We weren’t supposed to find XMAS… we’re supposed to find X-MAS! Sounds different, but not too different.

We’ll need to use a slightly different algorithm to find all occurrences of an X-MAS.

Scan through the grid for A letters which could be the crossing point of an X-MAS.
For all four diagonal directions, check for an M going forwards and an S going backwards. This forms a single MAS; we’ll want to count how many of them we see for this center point.
If two MASes cross here, add 1 to a grand total.

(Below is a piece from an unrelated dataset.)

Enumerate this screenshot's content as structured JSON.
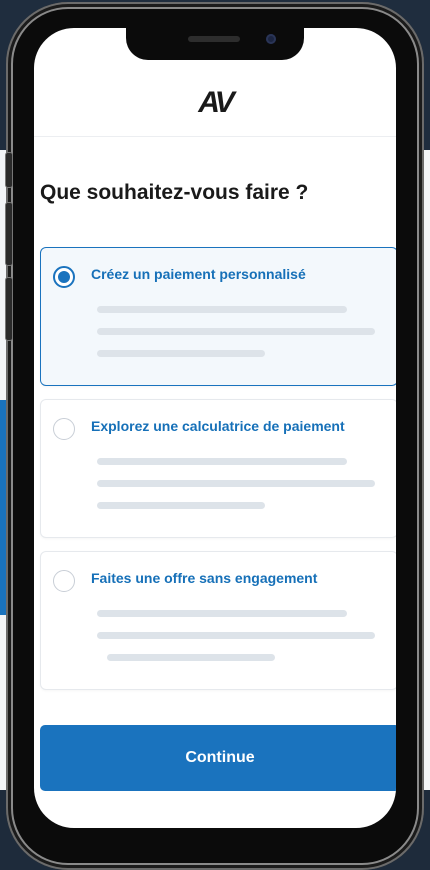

from ...utils.grids import add_points, offsets, parse_grid, subtract_points

class Solution(StrSplitSolution):
    ...
    def part_2(self) -> int:
        grid = parse_grid(self.input)

        total = 0
        # Find all center characters of an X-shaped MAS
        for center, center_char in grid.items():
            if center_char != "A":
                continue

            num_mas = 0
            # Scan for M and S in diagonal directions
            for offset in offsets(num_directions=4, diagonals=True):
                forward = add_points(center, offset)
                backward = subtract_points(center, offset)
                # MAS has M and S in opposite directions from the A
                if grid.get(forward) == "M" and grid.get(backward) == "S":
                    num_mas += 1

            # An X-MAS consists of two MASes that cross
            if num_mas == 2:
                total += 1

        return total

These solutions turned out to be a straightforward translation from ideas to code, thanks to my grids module abstracting away a lot of implementation details. That’s the value of having good helper libraries and functions: they allow you to think less about the representation of things and more about how to use them.